Her feet moved like flowing light, weaving between roots and vine clusters as biolight spores drifted around her. Her chest glowed tight with pale violet—fear twisted around the soft gold she'd felt near the metallic being.

She had expected nothing beneath the fallen hull except cold metal and strange echoes. The stories warned them about Xyrath remnants—ruins, ghosts, dangers. The forest remembered, even if Veshari histories blurred the details.

But the being in the hull…

It looked at her.

It hurt.

It tried to speak.

It sounded like an animal, soft and broken. Something that needed hands.

She had lingered long after logic told her to run. Her glow had trembled in ways she couldn't hide. When she finally left to seek help, she carried a sense of connection she couldn't name.

Sel'Anora's lights came into view—woven homes glowing softly among trees, humming with communal resonance. Children laughed nearby, but beneath it Aeri felt the steady undercurrent of the village's awareness. The elders sensed disturbance.

Teren spotted her first, arms full of glow-cloth. His glow spiked green with irritation.

"What were you doing out there?" he demanded. "You'll stir the Hollow again."

Aeri lifted her palm and cast a calm-blue ripple. "I found something under the fallen hull. Metal. Alive."

"Alive?" Teren's glow flashed red-orange. "Machines don't—"

"It spoke," Aeri interrupted softly. "It's hurt."

Teren opened his mouth—but Elder Selora arrived with the quiet weight of age. Her shawl shimmered with memory stones, her glow deep blue threaded with gold.

"You went alone," Selora murmured—not accusing, simply observing.

Aeri replayed the encounter using glow-language, pulse by pulse: the taps, the torn actuator, the broken voice. Selora listened in silence, mapping emotion, cadence, truth.

When she finally spoke, her light dimmed to thoughtful gold.

"Metal wakes trouble," she said. "But metal that cries out like a wounded creature… that is different."

Villagers gathered, murmuring fearfully. A few children peeked from behind elders.

Teren scowled. "We should bury it. Or burn the hull before it wakes something worse."

Selora shook her head. "We do not burn before we understand." She studied Aeri's glow—bright, honest, trembling with worry. "We test. We listen. We protect until we know what it is."

Relief washed through Aeri—silver-blue brightening her chest.

"I'll go back," she said quickly. "With Vora. With the Basin kit."

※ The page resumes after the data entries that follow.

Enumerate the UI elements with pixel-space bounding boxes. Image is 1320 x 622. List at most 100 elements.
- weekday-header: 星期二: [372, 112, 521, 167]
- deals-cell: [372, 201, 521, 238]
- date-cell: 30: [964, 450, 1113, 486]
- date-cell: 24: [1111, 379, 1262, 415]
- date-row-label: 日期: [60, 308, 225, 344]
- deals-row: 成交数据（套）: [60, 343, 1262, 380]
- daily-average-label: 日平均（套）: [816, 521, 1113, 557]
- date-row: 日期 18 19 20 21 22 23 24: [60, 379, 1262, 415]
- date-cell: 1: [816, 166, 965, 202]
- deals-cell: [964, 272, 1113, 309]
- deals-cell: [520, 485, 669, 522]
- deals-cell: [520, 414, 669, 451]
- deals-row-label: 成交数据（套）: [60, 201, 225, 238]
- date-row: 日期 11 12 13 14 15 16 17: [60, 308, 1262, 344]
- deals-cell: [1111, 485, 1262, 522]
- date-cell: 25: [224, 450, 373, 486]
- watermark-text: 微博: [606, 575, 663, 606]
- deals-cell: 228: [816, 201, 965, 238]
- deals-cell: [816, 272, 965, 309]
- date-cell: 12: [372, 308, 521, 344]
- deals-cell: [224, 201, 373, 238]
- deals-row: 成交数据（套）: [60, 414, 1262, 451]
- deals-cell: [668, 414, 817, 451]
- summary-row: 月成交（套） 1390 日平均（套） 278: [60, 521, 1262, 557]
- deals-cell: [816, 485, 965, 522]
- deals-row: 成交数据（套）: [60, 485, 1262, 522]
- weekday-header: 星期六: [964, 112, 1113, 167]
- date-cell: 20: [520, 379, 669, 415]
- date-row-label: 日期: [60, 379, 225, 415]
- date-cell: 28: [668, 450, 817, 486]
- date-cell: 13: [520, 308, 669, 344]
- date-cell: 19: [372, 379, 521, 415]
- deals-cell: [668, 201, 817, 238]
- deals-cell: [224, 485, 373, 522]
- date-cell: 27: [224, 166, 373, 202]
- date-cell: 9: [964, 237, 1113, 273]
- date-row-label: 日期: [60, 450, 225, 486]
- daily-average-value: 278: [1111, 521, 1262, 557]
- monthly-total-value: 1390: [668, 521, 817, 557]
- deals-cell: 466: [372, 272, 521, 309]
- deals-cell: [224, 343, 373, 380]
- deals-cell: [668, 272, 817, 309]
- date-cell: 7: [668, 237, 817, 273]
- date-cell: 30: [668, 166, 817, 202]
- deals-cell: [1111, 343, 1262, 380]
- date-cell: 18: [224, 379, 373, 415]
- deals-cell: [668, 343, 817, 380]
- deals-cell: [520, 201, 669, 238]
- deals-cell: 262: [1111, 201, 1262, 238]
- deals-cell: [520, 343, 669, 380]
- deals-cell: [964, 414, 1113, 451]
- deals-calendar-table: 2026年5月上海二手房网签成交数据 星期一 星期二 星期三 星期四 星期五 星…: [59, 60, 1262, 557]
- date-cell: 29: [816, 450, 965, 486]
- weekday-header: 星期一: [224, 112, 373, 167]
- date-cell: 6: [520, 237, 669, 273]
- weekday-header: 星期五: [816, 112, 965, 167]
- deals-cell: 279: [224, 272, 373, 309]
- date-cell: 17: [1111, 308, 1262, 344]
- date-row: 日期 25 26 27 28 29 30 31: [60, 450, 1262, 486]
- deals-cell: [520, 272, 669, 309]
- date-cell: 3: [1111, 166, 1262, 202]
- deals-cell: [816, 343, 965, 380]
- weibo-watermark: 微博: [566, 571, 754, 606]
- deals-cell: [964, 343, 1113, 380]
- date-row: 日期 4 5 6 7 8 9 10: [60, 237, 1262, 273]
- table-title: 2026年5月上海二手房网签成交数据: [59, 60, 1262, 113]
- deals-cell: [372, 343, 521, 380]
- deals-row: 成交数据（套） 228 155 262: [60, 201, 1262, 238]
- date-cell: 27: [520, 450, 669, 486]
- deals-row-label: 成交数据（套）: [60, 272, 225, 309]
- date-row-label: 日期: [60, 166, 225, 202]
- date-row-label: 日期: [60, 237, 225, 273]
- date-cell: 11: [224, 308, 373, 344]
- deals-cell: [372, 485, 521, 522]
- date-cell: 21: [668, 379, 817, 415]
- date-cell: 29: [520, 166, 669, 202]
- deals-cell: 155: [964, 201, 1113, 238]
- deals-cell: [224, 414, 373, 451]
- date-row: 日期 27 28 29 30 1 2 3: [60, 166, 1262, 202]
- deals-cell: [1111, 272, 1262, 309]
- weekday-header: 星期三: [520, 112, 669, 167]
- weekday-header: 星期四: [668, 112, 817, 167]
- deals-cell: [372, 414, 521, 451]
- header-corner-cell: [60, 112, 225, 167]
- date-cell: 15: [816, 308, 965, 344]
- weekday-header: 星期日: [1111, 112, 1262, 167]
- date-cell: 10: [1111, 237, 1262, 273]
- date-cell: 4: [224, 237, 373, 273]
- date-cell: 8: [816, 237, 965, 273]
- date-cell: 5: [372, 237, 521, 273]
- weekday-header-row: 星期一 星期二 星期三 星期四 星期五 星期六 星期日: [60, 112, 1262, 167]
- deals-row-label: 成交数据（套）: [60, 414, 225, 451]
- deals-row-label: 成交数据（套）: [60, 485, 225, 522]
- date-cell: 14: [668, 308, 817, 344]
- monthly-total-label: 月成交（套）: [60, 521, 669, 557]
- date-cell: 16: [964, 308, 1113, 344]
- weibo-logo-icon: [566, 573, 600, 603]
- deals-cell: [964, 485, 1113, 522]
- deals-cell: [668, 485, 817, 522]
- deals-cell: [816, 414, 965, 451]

Selora nodded. "And keep your glow honest. If it lies, it will flicker."

With Vora at her side and a pack of resonance tools on her back, Aeri returned to the fallen hull, her thoughts echoing with the memory of a broken voice.

She wondered whether the machine was still awake.

Whether it was still alive.

And deep underground, CEC-7's core flickered faintly in the dark—waiting for the glow that promised return.